The  panel  of  four  was  drawn  from  a  rotating  cast  of  luminaries. The  most  notable  were  creaky  old  musical  hall  comedian  Arthur  Askey  and  record  producers  Mickie Most  and  the  man  above , Tony  Hatch. They  had  to  give  up  to  ten  points  each  in  the  categories  of  "Presentation" "Content"  and  "Star  Quality" . Hatch  quickly  became  the  show's  star  with  his  plain-speaking  brutality, once  despatching  a  useless  guitarist  with  a  treble  zero  score. Sometimes  he  had  to  be  smuggled  out  of  the  studio  afterwards. Most  was  pretty  waspish  himself  but  managed  a  veneer  of  politeness. It  did  give  rise  to  the  suspicion  that  poor  acts  were  deliberately  being  chosen  by  the  producers  to  be  publicly  eviscerated.

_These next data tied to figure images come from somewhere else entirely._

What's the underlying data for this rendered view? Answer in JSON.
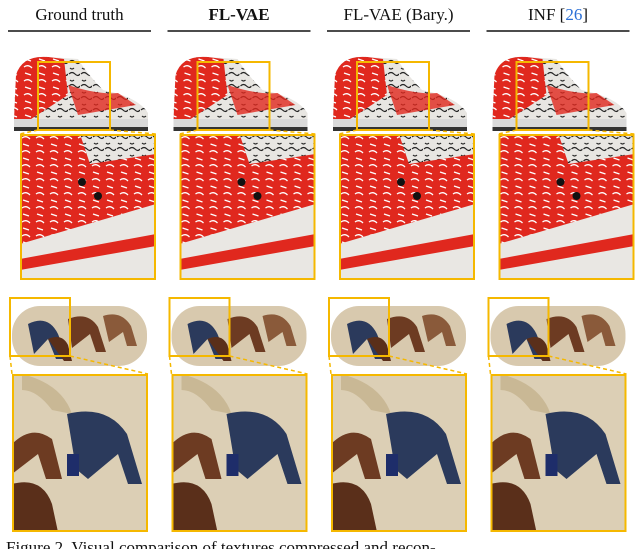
{
  "columns": [
    {
      "label_parts": [
        "Ground truth"
      ]
    },
    {
      "label_parts": [
        "FL-VAE"
      ],
      "bold": true
    },
    {
      "label_parts": [
        "FL-VAE (Bary.)"
      ]
    },
    {
      "label_parts": [
        "INF [",
        "26",
        "]"
      ]
    }
  ],
  "caption": "Figure 2.  Visual comparison of textures compressed and recon-"
}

The  first  winners  I  remember  were  Manc  impressionist  Aiden  J  Harvey  because  he  was  living  in  Littleborough  at  the  time,  although  I  don't  remember  ever  bumping  into  him ,  and  young  soul  band  Sweet  Sensation  who  got  to  number  one  with  Sad  Sweet  Dreamer.  Later  came  Our  Kid  , the  youngest  of  whom  was  born  in  the  same  year  as  me  and  who  nearly  pulled  off  the  same  trick. Then  of  course  there  were  the  young  gun  comedians  and  political  soulmates  Lenny  Henry  and  Jim  Davidson.

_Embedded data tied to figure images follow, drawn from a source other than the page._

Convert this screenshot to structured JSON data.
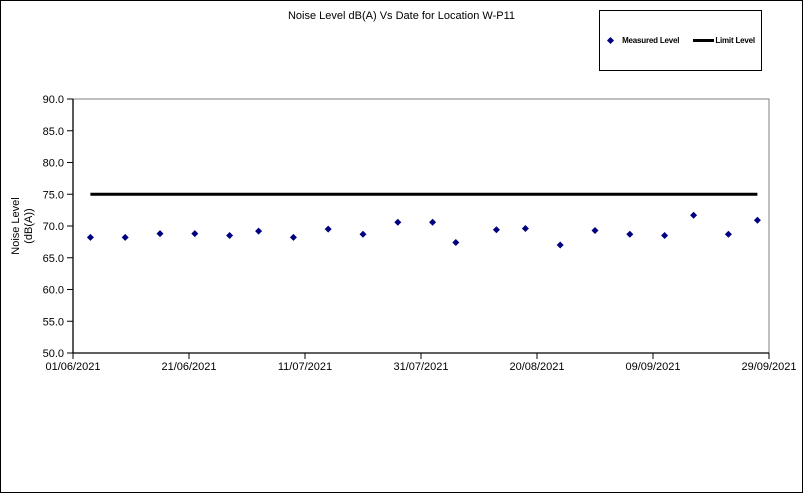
{
  "title": "Noise Level dB(A) Vs Date for Location W-P11",
  "legend": {
    "items": [
      {
        "label": "Measured Level",
        "marker": "diamond",
        "color": "#000080"
      },
      {
        "label": "Limit Level",
        "marker": "line",
        "color": "#000000"
      }
    ]
  },
  "y_axis": {
    "title_line1": "Noise Level",
    "title_line2": "(dB(A))"
  },
  "colors": {
    "marker": "#000080",
    "limit_line": "#000000",
    "axis": "#000000",
    "plot_border": "#808080",
    "text": "#000000",
    "background": "#ffffff"
  },
  "chart_data": {
    "type": "scatter",
    "title": "Noise Level dB(A) Vs Date for Location W-P11",
    "xlabel": "",
    "ylabel": "Noise Level (dB(A))",
    "ylim": [
      50.0,
      90.0
    ],
    "y_tick_step": 5.0,
    "y_tick_labels": [
      "90.0",
      "85.0",
      "80.0",
      "75.0",
      "70.0",
      "65.0",
      "60.0",
      "55.0",
      "50.0"
    ],
    "x_tick_labels": [
      "01/06/2021",
      "21/06/2021",
      "11/07/2021",
      "31/07/2021",
      "20/08/2021",
      "09/09/2021",
      "29/09/2021"
    ],
    "x_day_range": [
      0,
      120
    ],
    "x_tick_step_days": 20,
    "grid": false,
    "legend_position": "top-right",
    "series": [
      {
        "name": "Measured Level",
        "type": "scatter",
        "marker": "diamond",
        "color": "#000080",
        "points": [
          {
            "date": "04/06/2021",
            "day": 3,
            "value": 68.2
          },
          {
            "date": "10/06/2021",
            "day": 9,
            "value": 68.2
          },
          {
            "date": "16/06/2021",
            "day": 15,
            "value": 68.8
          },
          {
            "date": "22/06/2021",
            "day": 21,
            "value": 68.8
          },
          {
            "date": "28/06/2021",
            "day": 27,
            "value": 68.5
          },
          {
            "date": "03/07/2021",
            "day": 32,
            "value": 69.2
          },
          {
            "date": "09/07/2021",
            "day": 38,
            "value": 68.2
          },
          {
            "date": "15/07/2021",
            "day": 44,
            "value": 69.5
          },
          {
            "date": "21/07/2021",
            "day": 50,
            "value": 68.7
          },
          {
            "date": "27/07/2021",
            "day": 56,
            "value": 70.6
          },
          {
            "date": "02/08/2021",
            "day": 62,
            "value": 70.6
          },
          {
            "date": "06/08/2021",
            "day": 66,
            "value": 67.4
          },
          {
            "date": "13/08/2021",
            "day": 73,
            "value": 69.4
          },
          {
            "date": "18/08/2021",
            "day": 78,
            "value": 69.6
          },
          {
            "date": "24/08/2021",
            "day": 84,
            "value": 67.0
          },
          {
            "date": "30/08/2021",
            "day": 90,
            "value": 69.3
          },
          {
            "date": "05/09/2021",
            "day": 96,
            "value": 68.7
          },
          {
            "date": "11/09/2021",
            "day": 102,
            "value": 68.5
          },
          {
            "date": "16/09/2021",
            "day": 107,
            "value": 71.7
          },
          {
            "date": "22/09/2021",
            "day": 113,
            "value": 68.7
          },
          {
            "date": "27/09/2021",
            "day": 118,
            "value": 70.9
          }
        ]
      },
      {
        "name": "Limit Level",
        "type": "hline",
        "color": "#000000",
        "value": 75.0,
        "day_start": 3,
        "day_end": 118,
        "line_width": 3
      }
    ]
  }
}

The  series  ended  in  April  1978   but  was  revived  in  the  late  eighties  with  former  winner  Marti  Caine  presenting  ( in  place  of  Derek  Hobson  whose  career  went  straight  down  the  tube  when  the  series  finished )  and  gobby  TV  critic  Nina  Myskow  trying  to  fill  Hatch's  boots. It  lasted  three  series  and  has  the  dubious  distinction  of  foisting  Joe  Pasquale  on  us.

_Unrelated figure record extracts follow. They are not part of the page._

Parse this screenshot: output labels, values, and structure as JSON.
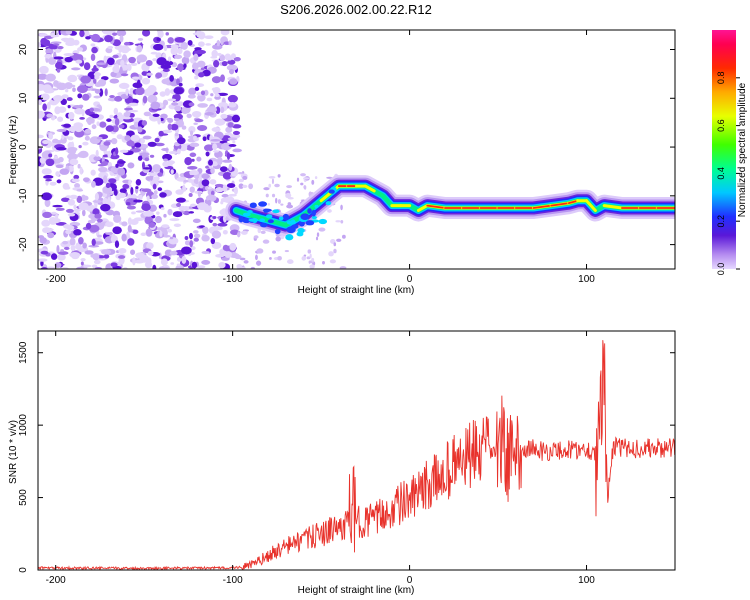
{
  "title": "S206.2026.002.00.22.R12",
  "colors": {
    "snr_line": "#e8322b",
    "frame": "#000000",
    "background": "#ffffff"
  },
  "chart_data": [
    {
      "type": "heatmap",
      "title": "S206.2026.002.00.22.R12",
      "xlabel": "Height of straight line (km)",
      "ylabel": "Frequency (Hz)",
      "xlim": [
        -210,
        150
      ],
      "ylim": [
        -25,
        24
      ],
      "xticks": [
        -200,
        -100,
        0,
        100
      ],
      "yticks": [
        -20,
        -10,
        0,
        10,
        20
      ],
      "tick_labels_x": [
        "-200",
        "-100",
        "0",
        "100"
      ],
      "tick_labels_y": [
        "-20",
        "-10",
        "0",
        "10",
        "20"
      ],
      "noise_region": {
        "x_range": [
          -210,
          -97
        ],
        "f_range": [
          -25,
          24
        ]
      },
      "ridge": {
        "x": [
          -98,
          -90,
          -80,
          -70,
          -60,
          -50,
          -40,
          -35,
          -30,
          -25,
          -20,
          -15,
          -10,
          -5,
          0,
          5,
          10,
          20,
          30,
          40,
          50,
          60,
          70,
          80,
          90,
          95,
          100,
          105,
          110,
          120,
          130,
          140,
          150
        ],
        "f": [
          -13,
          -14,
          -15,
          -16,
          -14,
          -11,
          -8,
          -8,
          -8,
          -8,
          -9,
          -10,
          -12,
          -12,
          -12,
          -13,
          -12,
          -12.5,
          -12.5,
          -12.5,
          -12.5,
          -12.5,
          -12.5,
          -12,
          -11.5,
          -11,
          -11,
          -13,
          -12,
          -12.5,
          -12.5,
          -12.5,
          -12.5
        ],
        "amplitude": [
          0.3,
          0.25,
          0.3,
          0.2,
          0.35,
          0.55,
          0.75,
          0.85,
          0.8,
          0.7,
          0.6,
          0.5,
          0.65,
          0.8,
          0.5,
          0.4,
          0.9,
          0.9,
          0.9,
          0.8,
          0.9,
          0.85,
          0.8,
          0.8,
          0.85,
          0.8,
          0.7,
          0.5,
          0.6,
          0.8,
          0.9,
          0.9,
          0.9
        ]
      },
      "colorbar": {
        "label": "Normalized spectral amplitude",
        "range": [
          0,
          1
        ],
        "ticks": [
          0.0,
          0.2,
          0.4,
          0.6,
          0.8
        ],
        "tick_labels": [
          "0.0",
          "0.2",
          "0.4",
          "0.6",
          "0.8"
        ],
        "colormap": "hsv (violet → blue → cyan → green → yellow → orange → red → magenta)"
      }
    },
    {
      "type": "line",
      "xlabel": "Height of straight line (km)",
      "ylabel": "SNR (10 * v/v)",
      "xlim": [
        -210,
        150
      ],
      "ylim": [
        0,
        1650
      ],
      "xticks": [
        -200,
        -100,
        0,
        100
      ],
      "yticks": [
        0,
        500,
        1000,
        1500
      ],
      "tick_labels_x": [
        "-200",
        "-100",
        "0",
        "100"
      ],
      "tick_labels_y": [
        "0",
        "500",
        "1000",
        "1500"
      ],
      "series": [
        {
          "name": "SNR",
          "x": [
            -210,
            -150,
            -100,
            -92,
            -85,
            -80,
            -75,
            -70,
            -65,
            -60,
            -55,
            -50,
            -45,
            -40,
            -35,
            -32,
            -30,
            -25,
            -20,
            -15,
            -10,
            -5,
            0,
            5,
            10,
            15,
            20,
            25,
            30,
            35,
            40,
            45,
            50,
            53,
            55,
            58,
            60,
            65,
            70,
            75,
            80,
            90,
            100,
            105,
            108,
            110,
            112,
            115,
            120,
            130,
            140,
            150
          ],
          "values": [
            15,
            12,
            15,
            25,
            60,
            100,
            130,
            160,
            190,
            200,
            230,
            250,
            270,
            290,
            320,
            450,
            330,
            340,
            350,
            380,
            420,
            460,
            480,
            520,
            580,
            620,
            680,
            720,
            760,
            790,
            810,
            820,
            820,
            900,
            820,
            800,
            810,
            830,
            840,
            820,
            820,
            830,
            830,
            820,
            860,
            1300,
            520,
            850,
            840,
            840,
            840,
            840
          ]
        }
      ]
    }
  ]
}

In  recent  years  there's  been  a  lot  of  fatuous  comparisons  with  the  likes  of  The  X  Factor   usually  omitting  the  crucial  distinction  that  Hatch  and  Most  were  talented  people  in  their  own  right  ( particularly  the  former )  with  real  creative  input  into  the  records  they  made  not    just  self-satisfied  business  people  piggybacking  on  the  talents  of  others.